Lo leyó varias veces, y le puso un título: “Lo que Carmen significa”. Se lo daría en secreto después
de clase o se lo metería en la mochila sin que se diese cuenta. Pensó en la larga conversación que
tendrían por la noche, e imaginó un futuro en el que pudiesen estar juntos sin vergüenza alguna.

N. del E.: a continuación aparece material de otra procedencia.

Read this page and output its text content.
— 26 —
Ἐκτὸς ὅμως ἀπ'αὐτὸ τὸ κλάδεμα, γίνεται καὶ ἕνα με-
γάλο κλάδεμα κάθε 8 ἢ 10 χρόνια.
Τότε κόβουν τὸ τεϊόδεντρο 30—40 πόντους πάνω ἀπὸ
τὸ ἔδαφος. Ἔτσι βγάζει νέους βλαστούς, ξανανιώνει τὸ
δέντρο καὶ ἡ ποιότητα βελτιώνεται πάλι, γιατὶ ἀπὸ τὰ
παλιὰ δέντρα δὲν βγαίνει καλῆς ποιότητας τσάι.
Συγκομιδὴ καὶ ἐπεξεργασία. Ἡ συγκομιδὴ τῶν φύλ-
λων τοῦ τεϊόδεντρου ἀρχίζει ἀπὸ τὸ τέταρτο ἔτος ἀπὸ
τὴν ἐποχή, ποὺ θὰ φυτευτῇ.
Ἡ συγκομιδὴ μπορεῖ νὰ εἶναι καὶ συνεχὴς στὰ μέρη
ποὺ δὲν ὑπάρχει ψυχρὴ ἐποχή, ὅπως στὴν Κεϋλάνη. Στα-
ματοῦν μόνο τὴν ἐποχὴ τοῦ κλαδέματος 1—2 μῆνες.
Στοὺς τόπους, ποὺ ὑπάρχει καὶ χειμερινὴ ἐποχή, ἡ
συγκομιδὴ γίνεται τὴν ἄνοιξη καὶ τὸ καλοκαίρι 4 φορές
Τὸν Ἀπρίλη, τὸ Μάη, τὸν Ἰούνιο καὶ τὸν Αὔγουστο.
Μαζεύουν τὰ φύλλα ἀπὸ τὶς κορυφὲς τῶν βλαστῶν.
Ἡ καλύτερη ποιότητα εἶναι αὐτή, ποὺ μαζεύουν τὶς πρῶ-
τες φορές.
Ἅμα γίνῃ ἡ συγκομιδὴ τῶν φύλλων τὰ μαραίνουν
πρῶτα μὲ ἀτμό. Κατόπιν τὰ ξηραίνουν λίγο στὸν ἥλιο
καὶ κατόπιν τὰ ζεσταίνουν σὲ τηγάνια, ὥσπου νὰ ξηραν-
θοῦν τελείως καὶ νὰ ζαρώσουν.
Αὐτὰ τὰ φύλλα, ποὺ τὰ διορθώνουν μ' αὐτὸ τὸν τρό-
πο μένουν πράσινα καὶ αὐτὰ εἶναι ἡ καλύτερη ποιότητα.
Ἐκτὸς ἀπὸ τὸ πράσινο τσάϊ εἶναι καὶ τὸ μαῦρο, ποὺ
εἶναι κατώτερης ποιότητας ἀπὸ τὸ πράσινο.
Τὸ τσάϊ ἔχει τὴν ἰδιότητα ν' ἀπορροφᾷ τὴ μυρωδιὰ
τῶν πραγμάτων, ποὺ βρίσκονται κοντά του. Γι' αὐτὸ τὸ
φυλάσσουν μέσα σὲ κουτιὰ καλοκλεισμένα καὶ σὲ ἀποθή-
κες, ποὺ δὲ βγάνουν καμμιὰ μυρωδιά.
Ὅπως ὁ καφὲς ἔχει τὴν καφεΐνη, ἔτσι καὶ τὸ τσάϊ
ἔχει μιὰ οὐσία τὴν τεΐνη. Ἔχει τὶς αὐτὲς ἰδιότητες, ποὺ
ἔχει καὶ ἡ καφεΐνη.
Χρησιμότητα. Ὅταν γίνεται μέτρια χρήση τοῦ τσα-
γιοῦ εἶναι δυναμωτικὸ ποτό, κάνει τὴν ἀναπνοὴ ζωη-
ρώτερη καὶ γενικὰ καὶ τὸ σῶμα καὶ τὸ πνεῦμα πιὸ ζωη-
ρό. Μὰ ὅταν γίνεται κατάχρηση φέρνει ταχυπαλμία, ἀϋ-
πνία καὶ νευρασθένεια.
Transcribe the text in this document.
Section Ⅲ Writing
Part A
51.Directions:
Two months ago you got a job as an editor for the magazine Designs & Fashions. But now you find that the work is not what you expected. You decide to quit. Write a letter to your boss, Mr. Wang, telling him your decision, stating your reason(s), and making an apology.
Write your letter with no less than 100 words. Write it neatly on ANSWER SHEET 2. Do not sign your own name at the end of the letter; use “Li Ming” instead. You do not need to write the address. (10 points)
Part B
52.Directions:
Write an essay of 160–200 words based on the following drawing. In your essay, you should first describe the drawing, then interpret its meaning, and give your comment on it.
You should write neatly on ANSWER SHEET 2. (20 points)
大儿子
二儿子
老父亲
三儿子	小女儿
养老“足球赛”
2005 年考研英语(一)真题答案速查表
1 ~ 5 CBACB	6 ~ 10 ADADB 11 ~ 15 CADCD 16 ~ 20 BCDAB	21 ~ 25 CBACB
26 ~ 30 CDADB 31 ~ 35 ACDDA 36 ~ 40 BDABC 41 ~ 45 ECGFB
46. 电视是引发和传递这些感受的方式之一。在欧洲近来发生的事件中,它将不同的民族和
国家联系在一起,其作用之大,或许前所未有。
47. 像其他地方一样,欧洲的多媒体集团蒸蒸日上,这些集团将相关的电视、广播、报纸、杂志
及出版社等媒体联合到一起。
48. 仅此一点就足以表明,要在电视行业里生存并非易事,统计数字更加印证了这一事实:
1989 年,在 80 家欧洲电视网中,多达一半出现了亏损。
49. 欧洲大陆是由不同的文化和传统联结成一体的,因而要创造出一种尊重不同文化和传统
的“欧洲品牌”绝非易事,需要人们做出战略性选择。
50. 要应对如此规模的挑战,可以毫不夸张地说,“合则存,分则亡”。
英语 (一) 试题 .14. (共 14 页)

Entonces, el señor Emilio se bajó de la tarima y empezó a pasear entre los pupitres. Sin pensarlo dos
veces Mario cubrió el papel con los brazos cruzados, y cuando el señor Emilio pasó por su mesa no
hizo más que llamarle la atención por estar despistado y decirle que mirase a la pizarra. Mario le
hizo caso durante unos minutos, luego apartó los brazos del papel y vio que todas las estrofas
centrales se habían difuminado hasta el punto de hacerse ilegibles. Entornó los ojos y de ellos
salieron unas lágrimas que dieron a parar justo sobre el título. Con furia intentó apartar de aquel
sagrado nombre aquella tempestad y solo consiguió que se borrase por completo. Tuvo ganas de
llorar pero se contuvo. Pensó en tratar de reescribirlo pero no tenía ánimos, sobre todo después de
aquella señal. Esperó la media hora que quedaba de clase en un silencio total, mirando fijamente a
la pizarra, como tratando de ver qué había detrás, sin pensar en nada en concreto, sin saber qué
pensar.

Finalmente sonó la campana y todos recogieron sus mochilas. Mario miró a Carmen mientras ella
salía y la siguió hasta la salida del colegio esperando a que ella lo mirase. Eso no ocurrió así, y él
supo que los días siguientes serían exactamente iguales que los anteriores. Sin embargo, pensó en lo
bellos que habían sido esos violines y esas guitarras eléctricas, pensó en aquellos 20 minutos
eternos que vivirían en él para siempre y que serían capaz de transformar cualquier rutina en una
vida digna de ser vivida. Pensó en aquel amor más importante que aquellos en los que las parejas
conviven y se comparten, y que por eso ese amor no podía vivirse más que de manera solitaria.
Pensó en sus versos:

“Por ello, sin saber lo que me hiciste,


a mí mismo me digo
que a Dios pongo por testigo
de que jamás volveré a ser triste.”

Al llegar a casa reescribió el poema completo, absolutamente sin ningún error ni cambio, lo colgó
en el corcho de su habitación, contó lo que le había pasado a sus padres y ellos lo abrazaron, cenó
hablándoles sobre lo que él pensaba del amor y, cuando fue a su habitación después de haberse
duchado, leyó el poema, se acostó, y sonrió.